Autre absent notable: Andrés Manuel López Obrador, président (de gauche) du Mexique, deuxième économie d'Amérique latine, hôte en 2021 du dernier sommet de la Celac.
- Pour Brasilia: l'Amérique latine, et au-delà -
"L'Amérique latine est en faillite du point de vue institutionnel (...) Elle n'a pas réussi à s'insérer collectivement dans le monde", diagnostiquait pour l'AFP Ignacio Bartesaghi, expert en Relations internationales et intégration régionale de l'Université catholique d'Uruguay. Certains régimes au sein de l'organisation ne se reconnaissent même pas.
A tout le moins, la Celac "reste un espace vaste et hétérogène de pays d'Amérique latine à partir duquel des agendas minimaux ou d'intérêt commun pour la région peuvent s'établir", convient Bernabé Malacalza, chercheur en Relations internationales au Centre national de recherche argentin Conicet.
Le sommet de Buenos Aires, en présence de Lula réélu, scelle le retour du Brésil à la Celac, et dans l'arène diplomatique régionale, pour la première sortie internationale du chef de l'Etat brésilien de 77 ans.
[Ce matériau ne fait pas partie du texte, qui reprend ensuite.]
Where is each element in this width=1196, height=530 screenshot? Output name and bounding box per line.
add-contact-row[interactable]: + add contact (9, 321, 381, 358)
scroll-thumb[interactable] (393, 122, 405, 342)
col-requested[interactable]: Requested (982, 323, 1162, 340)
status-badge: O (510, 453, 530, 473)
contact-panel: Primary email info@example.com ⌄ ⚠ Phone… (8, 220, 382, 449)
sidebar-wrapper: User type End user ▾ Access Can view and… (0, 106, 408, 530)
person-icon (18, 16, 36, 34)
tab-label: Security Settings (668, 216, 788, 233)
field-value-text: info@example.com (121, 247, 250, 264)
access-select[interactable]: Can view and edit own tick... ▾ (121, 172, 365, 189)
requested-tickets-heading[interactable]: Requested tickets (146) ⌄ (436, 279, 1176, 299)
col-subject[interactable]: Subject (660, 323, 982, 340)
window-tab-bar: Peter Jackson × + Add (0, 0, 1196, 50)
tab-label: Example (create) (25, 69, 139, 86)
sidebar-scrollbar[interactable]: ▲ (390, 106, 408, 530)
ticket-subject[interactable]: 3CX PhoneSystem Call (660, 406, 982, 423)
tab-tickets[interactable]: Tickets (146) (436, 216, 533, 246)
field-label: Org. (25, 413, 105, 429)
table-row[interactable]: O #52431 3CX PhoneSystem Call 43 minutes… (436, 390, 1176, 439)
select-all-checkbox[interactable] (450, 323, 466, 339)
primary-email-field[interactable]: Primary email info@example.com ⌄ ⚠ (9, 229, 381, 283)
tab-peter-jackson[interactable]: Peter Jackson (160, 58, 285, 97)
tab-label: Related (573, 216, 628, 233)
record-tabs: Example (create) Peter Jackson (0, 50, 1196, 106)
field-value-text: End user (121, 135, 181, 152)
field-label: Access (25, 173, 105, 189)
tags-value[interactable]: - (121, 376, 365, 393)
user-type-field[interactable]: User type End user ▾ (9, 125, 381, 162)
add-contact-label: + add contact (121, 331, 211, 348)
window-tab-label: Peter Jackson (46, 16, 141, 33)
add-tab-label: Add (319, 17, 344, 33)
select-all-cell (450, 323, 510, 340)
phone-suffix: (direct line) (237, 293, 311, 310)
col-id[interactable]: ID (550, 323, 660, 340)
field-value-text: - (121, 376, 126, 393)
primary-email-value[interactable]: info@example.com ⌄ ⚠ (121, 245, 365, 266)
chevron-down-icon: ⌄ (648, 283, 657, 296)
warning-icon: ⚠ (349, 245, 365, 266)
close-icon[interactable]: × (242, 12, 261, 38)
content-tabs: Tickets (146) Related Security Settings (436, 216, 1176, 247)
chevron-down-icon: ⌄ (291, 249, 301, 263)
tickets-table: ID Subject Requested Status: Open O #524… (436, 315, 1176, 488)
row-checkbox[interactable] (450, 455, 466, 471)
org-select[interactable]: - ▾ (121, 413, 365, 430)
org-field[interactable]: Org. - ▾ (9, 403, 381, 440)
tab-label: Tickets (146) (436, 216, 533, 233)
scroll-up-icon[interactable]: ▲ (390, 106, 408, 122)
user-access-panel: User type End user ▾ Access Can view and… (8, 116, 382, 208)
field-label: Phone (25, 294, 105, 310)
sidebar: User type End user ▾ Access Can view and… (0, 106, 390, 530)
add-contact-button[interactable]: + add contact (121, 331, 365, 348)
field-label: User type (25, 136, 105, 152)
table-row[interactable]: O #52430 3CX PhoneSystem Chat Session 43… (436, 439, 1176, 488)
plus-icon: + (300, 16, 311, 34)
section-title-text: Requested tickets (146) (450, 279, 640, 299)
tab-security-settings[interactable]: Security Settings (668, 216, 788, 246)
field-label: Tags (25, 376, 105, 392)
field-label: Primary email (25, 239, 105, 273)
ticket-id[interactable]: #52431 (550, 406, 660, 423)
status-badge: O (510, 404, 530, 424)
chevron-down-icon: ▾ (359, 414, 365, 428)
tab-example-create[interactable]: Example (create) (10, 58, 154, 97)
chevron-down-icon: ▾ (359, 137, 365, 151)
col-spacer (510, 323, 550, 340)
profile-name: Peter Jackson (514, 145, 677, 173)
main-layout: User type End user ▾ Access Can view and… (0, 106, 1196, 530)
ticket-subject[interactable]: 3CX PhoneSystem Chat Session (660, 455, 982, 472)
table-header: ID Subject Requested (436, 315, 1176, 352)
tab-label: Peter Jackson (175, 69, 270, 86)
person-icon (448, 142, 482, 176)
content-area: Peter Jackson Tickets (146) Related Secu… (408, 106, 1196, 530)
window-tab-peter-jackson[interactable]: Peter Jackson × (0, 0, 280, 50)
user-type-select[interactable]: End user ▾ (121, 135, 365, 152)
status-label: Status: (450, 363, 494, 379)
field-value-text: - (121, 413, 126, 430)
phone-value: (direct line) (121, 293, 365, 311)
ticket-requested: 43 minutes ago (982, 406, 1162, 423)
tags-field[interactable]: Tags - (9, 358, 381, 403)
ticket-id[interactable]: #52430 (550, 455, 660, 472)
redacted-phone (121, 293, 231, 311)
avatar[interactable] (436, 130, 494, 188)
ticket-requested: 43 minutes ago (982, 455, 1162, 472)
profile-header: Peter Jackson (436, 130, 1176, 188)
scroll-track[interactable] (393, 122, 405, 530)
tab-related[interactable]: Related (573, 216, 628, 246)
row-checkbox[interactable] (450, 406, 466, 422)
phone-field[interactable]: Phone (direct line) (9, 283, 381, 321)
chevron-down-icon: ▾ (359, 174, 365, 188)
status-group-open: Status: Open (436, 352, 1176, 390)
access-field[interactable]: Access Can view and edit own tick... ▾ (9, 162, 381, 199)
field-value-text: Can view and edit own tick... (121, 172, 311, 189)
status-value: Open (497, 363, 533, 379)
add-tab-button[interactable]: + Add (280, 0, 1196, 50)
Dernier en date d'une "vague rose" depuis trois-quatre ans en Amérique latine, avec le retour aux affaires de gouvernements de gauche ou centre-gauche.
Et la Celac reste l'interlocuteur de la Chine, ou de l'UE, pour négocier avec la région des agendas de coopération. Mais le dernier sommet UE-Celac remonte à 2018... même si les deux parties se sont engagées fin 2022, au niveau ministériel, à viser un sommet bi-régional en 2023, où l'Espagne aura la présidence de l'UE au 2e semestre.
De fait, le retour de Lula pourrait donner un coup de fouet à certaines relations ou dossiers , tels l'accord de libre-échange UE-Mercosur (Brésil, Argentine, Uruguay, Paraguay), finalisé en 2019 mais jamais ratifié, en raison notamment d'inquiétudes sur la politique environnementale de Bolsonaro. Le camp Lula a indiqué sa volonté de reprendre les contacts.
"Nous allons reconstruire le Mercosur !" a aussi lancé Lula lundi, en référence à cette union douanière, qui s'est déchirée en 2022 sur un traité de libre-échange avec la Chine. "Nous allons recréer l'Unasur !" a-t-il promis en référence à la moribonde Union des nations sud-américaines créée en 2008 à son initiative et celle du Vénézuelien Hugo Chavez.
Mais au-delà du voisinage auquel Lula se devait de donner préséance à Buenos Aires, le chef de la diplomatie brésilienne a rappelé récemment que dans l'objectif de Brasilia de "reconstruire des ponts", l'Amérique latine a "le même degré d'importance et de priorité" qu'Etats-Unis, Chine et Europe. Les prochains voyages à l'agenda de Lula: Washington le 10 février, et Chine "après mars".